ABD Başkanı Donald Trump, 24 Nisan’da İsrail ve İran arasında ateşkes anlaşmasına varıldığını duyurmuştu. Aynı gün Han Yunus’ta 7 İsrail askeri patlayıcıyla öldürülmüştü.

Netanyahu’nun kabinesindeki radikal sağcılar savaşın sürdürülmesini isterken, bazı yetkililer İran’a düzenlenen “başarılı saldırıların” diplomatik fırsat yarattığını ve Gazze’de kapsamlı bir çözüm için zemin oluşturduğunu savunuyor.

Haberde, 12 günlük savaşta İsrail'de oluşan maddi hasarın 1,3 milyar doları aştığına işaret ediliyor. Buna karşılık 7 Ekim 2023’te başlayan Gazze savaşı İsrail’de yaklaşık 730 milyon dolar zarar yarattı.

İsrailli medya kuruluşu Kanal 12’nin mayıs sonunda yayımladığı ankette, katılımcıların yüzde 55’i Netanyahu’nun Gazze savaşını iktidarını korumak için sürdürdüğünü söylemişti. Katılımcıların yüzde 60’tan fazlası da rehinelerin iadesi karşılığında ateşkesi desteklediğini belirtmişti.  

Analizde, Netanyahu’nun önünde iki seçenek olduğuna dikkat çekiliyor. İsrail lideri ya İran çatışmalarının yarattığı diplomatik ivmeyle Gazze savaşını bitirecek ya da iç politik dengeler uğruna çatışmaları sürdürecek.

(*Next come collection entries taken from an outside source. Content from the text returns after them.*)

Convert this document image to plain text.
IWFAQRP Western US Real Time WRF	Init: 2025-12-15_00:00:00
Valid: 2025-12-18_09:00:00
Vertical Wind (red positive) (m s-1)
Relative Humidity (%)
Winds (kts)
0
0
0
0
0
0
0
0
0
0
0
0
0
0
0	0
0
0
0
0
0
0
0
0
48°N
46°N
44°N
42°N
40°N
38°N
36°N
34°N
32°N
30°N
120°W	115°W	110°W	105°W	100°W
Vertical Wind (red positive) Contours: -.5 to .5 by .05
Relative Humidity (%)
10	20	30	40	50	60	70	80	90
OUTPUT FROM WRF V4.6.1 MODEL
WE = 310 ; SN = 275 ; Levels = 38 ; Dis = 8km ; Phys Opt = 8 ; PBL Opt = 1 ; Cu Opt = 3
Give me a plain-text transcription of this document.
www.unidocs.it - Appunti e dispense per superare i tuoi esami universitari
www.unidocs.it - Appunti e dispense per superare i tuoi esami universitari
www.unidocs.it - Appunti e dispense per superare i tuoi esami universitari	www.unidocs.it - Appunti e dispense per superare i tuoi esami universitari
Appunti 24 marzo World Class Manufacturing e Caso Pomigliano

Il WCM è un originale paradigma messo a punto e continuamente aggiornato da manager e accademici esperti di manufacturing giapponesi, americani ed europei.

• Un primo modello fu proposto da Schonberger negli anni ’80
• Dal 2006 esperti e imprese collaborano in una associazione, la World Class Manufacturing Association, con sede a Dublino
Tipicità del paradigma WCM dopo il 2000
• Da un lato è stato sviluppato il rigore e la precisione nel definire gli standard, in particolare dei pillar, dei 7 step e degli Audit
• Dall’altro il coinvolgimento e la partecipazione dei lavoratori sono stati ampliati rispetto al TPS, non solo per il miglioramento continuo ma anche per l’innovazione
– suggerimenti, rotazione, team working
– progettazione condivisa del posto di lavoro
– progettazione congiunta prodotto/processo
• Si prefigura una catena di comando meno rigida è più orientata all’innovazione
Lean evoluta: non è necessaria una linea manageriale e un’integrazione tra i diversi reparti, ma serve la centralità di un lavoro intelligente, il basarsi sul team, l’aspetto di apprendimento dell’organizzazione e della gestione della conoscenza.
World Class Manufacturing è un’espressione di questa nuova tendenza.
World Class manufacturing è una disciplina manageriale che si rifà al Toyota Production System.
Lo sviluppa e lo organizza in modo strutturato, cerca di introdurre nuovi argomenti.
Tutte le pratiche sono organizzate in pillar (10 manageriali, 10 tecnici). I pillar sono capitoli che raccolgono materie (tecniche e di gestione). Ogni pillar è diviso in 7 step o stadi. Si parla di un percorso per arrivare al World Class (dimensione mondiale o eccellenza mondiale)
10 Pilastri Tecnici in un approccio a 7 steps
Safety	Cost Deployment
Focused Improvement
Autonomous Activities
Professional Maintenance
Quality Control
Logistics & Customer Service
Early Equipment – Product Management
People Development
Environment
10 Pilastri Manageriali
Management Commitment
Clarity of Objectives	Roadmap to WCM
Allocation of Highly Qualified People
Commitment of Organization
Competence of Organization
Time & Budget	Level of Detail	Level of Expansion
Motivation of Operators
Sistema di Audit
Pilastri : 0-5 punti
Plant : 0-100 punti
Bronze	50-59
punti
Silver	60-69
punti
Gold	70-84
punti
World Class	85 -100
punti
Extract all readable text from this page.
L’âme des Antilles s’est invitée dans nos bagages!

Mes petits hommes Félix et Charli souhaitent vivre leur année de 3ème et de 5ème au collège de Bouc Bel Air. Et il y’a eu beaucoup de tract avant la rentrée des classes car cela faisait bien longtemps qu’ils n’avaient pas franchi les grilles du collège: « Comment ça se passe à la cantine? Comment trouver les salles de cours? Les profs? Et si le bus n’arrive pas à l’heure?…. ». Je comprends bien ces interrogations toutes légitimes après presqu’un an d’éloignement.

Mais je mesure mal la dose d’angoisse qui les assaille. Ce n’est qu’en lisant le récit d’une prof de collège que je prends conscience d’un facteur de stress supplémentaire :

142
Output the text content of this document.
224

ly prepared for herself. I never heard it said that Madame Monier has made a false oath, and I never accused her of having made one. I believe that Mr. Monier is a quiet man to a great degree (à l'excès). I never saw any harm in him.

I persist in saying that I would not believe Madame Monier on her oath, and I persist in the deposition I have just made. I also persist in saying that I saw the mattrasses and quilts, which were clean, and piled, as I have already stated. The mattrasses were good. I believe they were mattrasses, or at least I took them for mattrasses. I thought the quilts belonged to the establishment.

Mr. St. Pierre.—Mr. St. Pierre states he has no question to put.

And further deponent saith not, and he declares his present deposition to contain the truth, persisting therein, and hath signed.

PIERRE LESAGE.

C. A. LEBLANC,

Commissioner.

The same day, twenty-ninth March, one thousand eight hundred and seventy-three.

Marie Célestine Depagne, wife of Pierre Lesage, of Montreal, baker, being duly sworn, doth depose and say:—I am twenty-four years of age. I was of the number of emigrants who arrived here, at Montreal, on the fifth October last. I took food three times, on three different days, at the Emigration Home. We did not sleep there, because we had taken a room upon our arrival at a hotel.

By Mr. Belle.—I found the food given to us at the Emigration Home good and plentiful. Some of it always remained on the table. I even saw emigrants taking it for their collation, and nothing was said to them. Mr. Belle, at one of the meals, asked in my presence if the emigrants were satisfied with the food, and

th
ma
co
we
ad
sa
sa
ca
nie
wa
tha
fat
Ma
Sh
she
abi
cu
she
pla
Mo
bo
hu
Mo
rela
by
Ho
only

Washington Post’un (WP) analizinde de Netanyahu’nun kendi kabinesinden baskı gördüğüne dikkat çekiliyor.  

Koalisyon ortağı Ultra Ortodoks Yahudi Şas Partisi’nin lideri Aryeh Deri, bu hafta İsrail medyasına yaptığı açıklamada, “Gazze’deki savaşı bitirmek için daha önce hiç olmadığı kadar uygun koşullar oluştu” dedi.

Radikal sağcı Maliye Bakanı Bezalel Smotrich ise çarşamba günkü açıklamasında “Şimdi geçici bir anlaşmaya gitmek büyük bir hata olur. Savaş devam etmeli ve Gazze toprakları alınmalı” ifadelerini kullandı.

WP’nin haberinde, ABD ve Katar arabuluculuğunda Kahire’de ateşkes müzakerelerinin yeniden başlatıldığı, Mısır’ın İsrail heyetini Kahire’ye davet ettiği fakat Tel Aviv yönetiminin buna resmi yanıt vermediği aktarılıyor.

Hamas yetkilisi Tahir Nunu, Netanyahu’nun tavrının süreci belirleyeceğini söylüyor:

Gazze’deki savaşı sonlandırmak mümkün. Bu Netanyahu’nun siyasi iradesine bağlı. Biz savaşın sonlanması, İsrail’in Gazze’den çekilmesi, kuşatmanın kaldırılması ve ciddi bir esir takası anlaşması için hazırız.

Hamas’a yakın Filistinli analist İbrahim Medhun, Hamas’ın Tahran’a bağlı diğer gruplara kıyasla daha bağımsız hareket ettiğini belirterek, İran’la çatışmaların örgütün tavrında ciddi bir değişikliğe yol açmadığını savunuyor:

Hamas’ın Gazze’deki ateşkes müzakerelerine ilişkin tutumu geçici bölgesel gelişmelere bağlı değil.